By Eric Geller
Earlier this month, Kenyon’s Office of Sustainability announced that Watson Residence Hall had reduced its energy usage by 61.4 percent in December, topping all other dorms and winning the Office’s annual energy reduction contest.
Runners-up Gund and Caples Residence Halls reduced their energy usage by 55.6 and 54.8 percent, respectively, in the three weeks before winter break.
The Sustainability Office has hosted the contest to encourage energy conservation for over 16 years, said Sustainability Director Ed Neal, who facilitated the contest’s start. After a week-long usage measurement that serves as the base period, each dorm is compared to its base usage during the semester’s three final weeks.
Neal said the contest takes place in December because winter temperatures produce high energy needs and more people stay inside due to the lack of outdoor activities and thus use more energy. “We’re at some of our peak demand” in the month of December, he said.
The contest is much easier to conduct now that the majority of campus living spaces have installed and improved energy monitoring equipment. The monitors relay data to servers in Kentucky, where it is processed for display on Kenyon’s energy usage website, named “KEY” after its slogan “Kenyon. Energy. You.”
“It’s way easier to get the numbers, and the KEY has [them] update continuously,” said Sarah Oleisky ’16, who works with Neal as an intern in the Sustainability Office.

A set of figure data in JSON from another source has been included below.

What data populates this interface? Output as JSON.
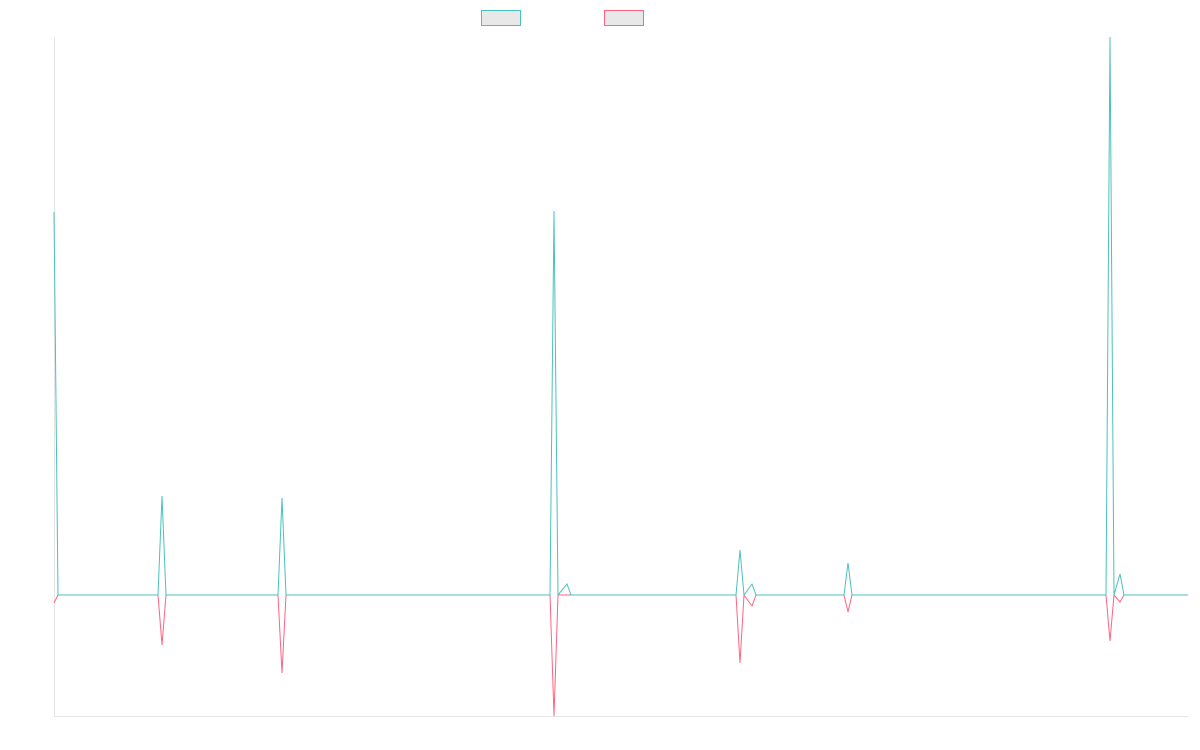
{
  "chart_data": {
    "type": "line",
    "x": [
      0,
      4,
      104,
      108,
      112,
      224,
      228,
      232,
      496,
      500,
      504,
      513,
      517,
      682,
      686,
      690,
      698,
      702,
      790,
      794,
      798,
      1052,
      1056,
      1060,
      1066,
      1070,
      1134
    ],
    "series": [
      {
        "color": "#ff6384",
        "values": [
          -8,
          0,
          0,
          -50,
          0,
          0,
          -78,
          0,
          0,
          -121,
          0,
          0,
          0,
          0,
          -68,
          0,
          -11,
          0,
          0,
          -17,
          0,
          0,
          -46,
          0,
          -7,
          0,
          0
        ]
      },
      {
        "color": "#4bc0c0",
        "values": [
          383,
          0,
          0,
          99,
          0,
          0,
          97,
          0,
          0,
          384,
          0,
          11,
          0,
          0,
          45,
          0,
          11,
          0,
          0,
          32,
          0,
          0,
          558,
          0,
          21,
          0,
          0
        ]
      }
    ],
    "legend_order": [
      1,
      0
    ],
    "xlim": [
      0,
      1134
    ],
    "ylim": [
      -121,
      558
    ]
  }
}
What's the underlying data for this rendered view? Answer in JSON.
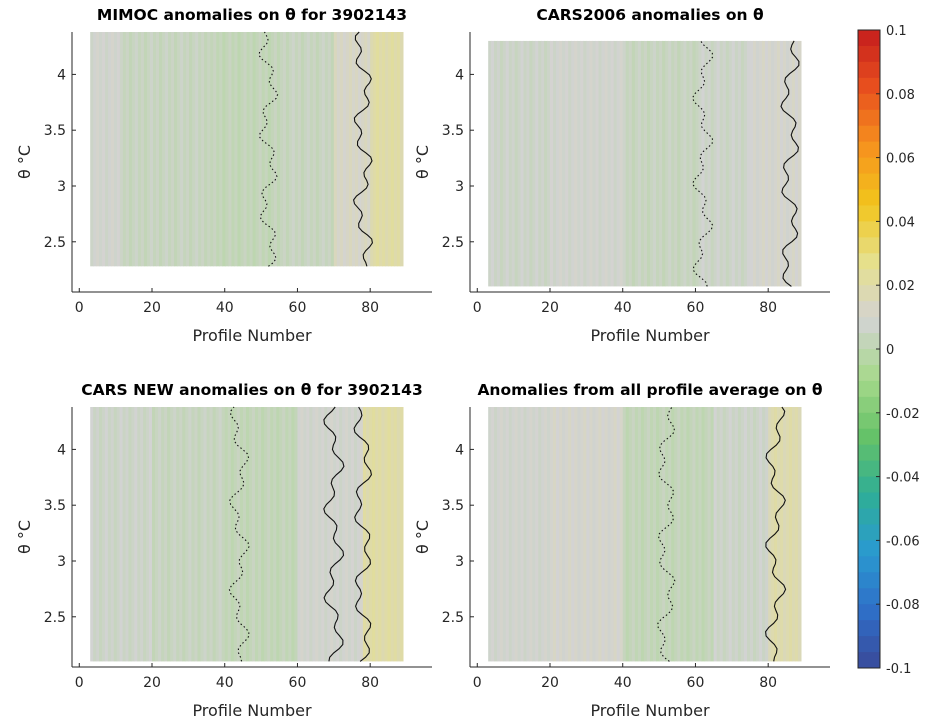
{
  "chart_data": [
    {
      "type": "heatmap",
      "title": "MIMOC anomalies on θ  for 3902143",
      "xlabel": "Profile Number",
      "ylabel": "θ °C",
      "xlim": [
        -2,
        97
      ],
      "ylim": [
        2.05,
        4.38
      ],
      "xticks": [
        0,
        20,
        40,
        60,
        80
      ],
      "yticks": [
        2.5,
        3,
        3.5,
        4
      ],
      "data_x_range": [
        3,
        89
      ],
      "data_theta_range": [
        2.28,
        4.38
      ],
      "zero_contour_positions": [
        52,
        78
      ],
      "anomaly_bands": [
        {
          "from": 3,
          "to": 12,
          "value": 0.008
        },
        {
          "from": 12,
          "to": 36,
          "value": 0.004
        },
        {
          "from": 36,
          "to": 56,
          "value": 0.002
        },
        {
          "from": 56,
          "to": 70,
          "value": 0.004
        },
        {
          "from": 70,
          "to": 80,
          "value": 0.012
        },
        {
          "from": 80,
          "to": 89,
          "value": 0.02
        }
      ]
    },
    {
      "type": "heatmap",
      "title": "CARS2006 anomalies on θ",
      "xlabel": "Profile Number",
      "ylabel": "θ °C",
      "xlim": [
        -2,
        97
      ],
      "ylim": [
        2.05,
        4.38
      ],
      "xticks": [
        0,
        20,
        40,
        60,
        80
      ],
      "yticks": [
        2.5,
        3,
        3.5,
        4
      ],
      "data_x_range": [
        3,
        89
      ],
      "data_theta_range": [
        2.1,
        4.3
      ],
      "zero_contour_positions": [
        62,
        86
      ],
      "anomaly_bands": [
        {
          "from": 3,
          "to": 20,
          "value": 0.006
        },
        {
          "from": 20,
          "to": 40,
          "value": 0.008
        },
        {
          "from": 40,
          "to": 60,
          "value": 0.004
        },
        {
          "from": 60,
          "to": 75,
          "value": 0.006
        },
        {
          "from": 75,
          "to": 89,
          "value": 0.01
        }
      ]
    },
    {
      "type": "heatmap",
      "title": "CARS NEW anomalies on θ for 3902143",
      "xlabel": "Profile Number",
      "ylabel": "θ °C",
      "xlim": [
        -2,
        97
      ],
      "ylim": [
        2.05,
        4.38
      ],
      "xticks": [
        0,
        20,
        40,
        60,
        80
      ],
      "yticks": [
        2.5,
        3,
        3.5,
        4
      ],
      "data_x_range": [
        3,
        89
      ],
      "data_theta_range": [
        2.1,
        4.38
      ],
      "zero_contour_positions": [
        44,
        70,
        78
      ],
      "anomaly_bands": [
        {
          "from": 3,
          "to": 20,
          "value": 0.006
        },
        {
          "from": 20,
          "to": 40,
          "value": 0.004
        },
        {
          "from": 40,
          "to": 60,
          "value": 0.002
        },
        {
          "from": 60,
          "to": 78,
          "value": 0.008
        },
        {
          "from": 78,
          "to": 89,
          "value": 0.02
        }
      ]
    },
    {
      "type": "heatmap",
      "title": "Anomalies from all profile average on θ",
      "xlabel": "Profile Number",
      "ylabel": "θ °C",
      "xlim": [
        -2,
        97
      ],
      "ylim": [
        2.05,
        4.38
      ],
      "xticks": [
        0,
        20,
        40,
        60,
        80
      ],
      "yticks": [
        2.5,
        3,
        3.5,
        4
      ],
      "data_x_range": [
        3,
        89
      ],
      "data_theta_range": [
        2.1,
        4.38
      ],
      "zero_contour_positions": [
        52,
        82
      ],
      "anomaly_bands": [
        {
          "from": 3,
          "to": 20,
          "value": 0.008
        },
        {
          "from": 20,
          "to": 40,
          "value": 0.01
        },
        {
          "from": 40,
          "to": 65,
          "value": 0.002
        },
        {
          "from": 65,
          "to": 80,
          "value": 0.006
        },
        {
          "from": 80,
          "to": 89,
          "value": 0.018
        }
      ]
    }
  ],
  "colorbar": {
    "min": -0.1,
    "max": 0.1,
    "ticks": [
      "0.1",
      "0.08",
      "0.06",
      "0.04",
      "0.02",
      "0",
      "-0.02",
      "-0.04",
      "-0.06",
      "-0.08",
      "-0.1"
    ],
    "tick_values": [
      0.1,
      0.08,
      0.06,
      0.04,
      0.02,
      0,
      -0.02,
      -0.04,
      -0.06,
      -0.08,
      -0.1
    ],
    "colors": [
      "#3a4a9a",
      "#2f6fc8",
      "#2a9ad0",
      "#2fae95",
      "#66c268",
      "#a7d98c",
      "#d3d3d3",
      "#e6e08c",
      "#f2c51c",
      "#f6921e",
      "#e8501e",
      "#c51d1d"
    ]
  },
  "zero_contour_label": "0"
}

The announcement of the energy contest’s results comes as the College has stepped up its energy efficiency program. Two years ago, Maintenance installed smart thermostats in six residence halls to reduce wasteful energy use. Workers have also replaced over 11,000 fluorescent tubes and installed more efficient boiler systems to reduce energy loss during transit.
The entire sustainability project cost slightly more than $7 million. The College estimated that it would save $680,000 per year due to increased efficiency, but Neal said it is actually recouping its costs faster, putting it a year ahead of its payback schedule. Because the KEY energy monitors provide an almost real-time look at how different buildings use energy, they can be an effective tool for raising awareness of sustainability issues.
“All these meters, for us, are like a check-engine light,” Neal said. “If the meter starts running extremely high compared to where we normally would run, then we can start looking [at] what’s going on in that building.”
Oleisky added that the easy access to energy data made the idea of sustainability more personal. “Sometimes when information comes from the administration, it’s just like, ‘you should do this and you should do that,’ and people don’t necessarily want to listen,” she said. “They care more when it comes from a student.”
With the KEY website, “you can look at what’s been used in a week’s time, what’s been used in a month, what’s been used by hour,” Neal said. “That’s a good tool. It’s an awareness tool, to let people know what the impact is.”
Oleisky compared the website to previous sustainability outreach efforts: “I think people are more responsive to it,” she said.
Administrators have also been more responsive to the benefits of energy conservation and the dorms’ unusually strong performance last month. “We just had our Sustainability Council meeting,” Oleisky said, “and they were like, ‘oh my goodness!’”
Neal praised the student body for reducing their energy usage and expressed optimism about the effects of the new monitoring technology. “Using these awareness tools helps us make a good impact, and it protects our environment,” he said. “In the long run, it’s energy that we’re not wasting.”